The housing shortage is an enormous challenge for the Bay Area. Yet the region doesn’t need to address it by doubling down on the sprawl that CEQA has historically privileged. Forthcoming research by SPUR will show that the Bay Area can accommodate its projected population growth over the next 50 years — and make up for this historical shortfall — by building within walking distance of transit stations, on commercial corridors, in existing downtowns and with modest increases to the number of homes within already developed suburbs. 

Repairing the Past

This change will do more than align environmental values and help build more housing. Ensuring that CEQA review produces dense, healthy and sustainable communities will also help to repair the damage that decades of misguided land use decisions have wrought. Disenfranchised low-income communities and communities of color have been pushed to the margins of the region, are forced into car ownership to meet their daily needs, and disproportionately suffer the health and wellbeing impacts. Changes like SB 743 will open up the opportunity, as Climate Plan and others have argued, to more deeply center equity as we build up our communities.
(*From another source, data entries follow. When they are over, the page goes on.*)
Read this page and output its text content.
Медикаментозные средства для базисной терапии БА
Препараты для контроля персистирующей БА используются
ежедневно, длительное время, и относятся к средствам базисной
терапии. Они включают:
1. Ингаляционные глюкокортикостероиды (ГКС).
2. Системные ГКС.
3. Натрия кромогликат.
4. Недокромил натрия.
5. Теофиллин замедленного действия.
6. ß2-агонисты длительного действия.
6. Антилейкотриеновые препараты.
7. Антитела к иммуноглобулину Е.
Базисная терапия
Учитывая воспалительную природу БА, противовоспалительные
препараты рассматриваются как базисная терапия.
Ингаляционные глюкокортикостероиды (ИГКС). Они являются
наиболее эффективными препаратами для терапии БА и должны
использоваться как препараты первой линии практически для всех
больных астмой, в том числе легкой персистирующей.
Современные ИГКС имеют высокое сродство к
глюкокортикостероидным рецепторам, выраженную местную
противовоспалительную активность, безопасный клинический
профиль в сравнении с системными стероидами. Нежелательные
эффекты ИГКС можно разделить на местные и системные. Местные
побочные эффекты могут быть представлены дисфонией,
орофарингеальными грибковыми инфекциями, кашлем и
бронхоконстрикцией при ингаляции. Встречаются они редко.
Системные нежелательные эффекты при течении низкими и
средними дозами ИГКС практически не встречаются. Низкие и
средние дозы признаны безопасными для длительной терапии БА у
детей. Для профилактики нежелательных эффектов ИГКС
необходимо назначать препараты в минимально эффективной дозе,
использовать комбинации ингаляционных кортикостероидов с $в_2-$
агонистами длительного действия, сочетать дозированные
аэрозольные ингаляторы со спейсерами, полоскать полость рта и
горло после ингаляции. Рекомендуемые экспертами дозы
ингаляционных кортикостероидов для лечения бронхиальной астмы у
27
It will provide an opportunity to plan transportation systems and cities that provide equitable access to jobs, essential services and open space. 

The successful implementation of SB 743 will uphold the values of CEQA in reducing air, water and climate pollution, especially for our most vulnerable residents. It will reduce our dependence on cars, encourage walkable and bikeable communities, and help make it less expensive to live here. Ultimately it will make us all healthier which, in this moment, may be the most important thing of all.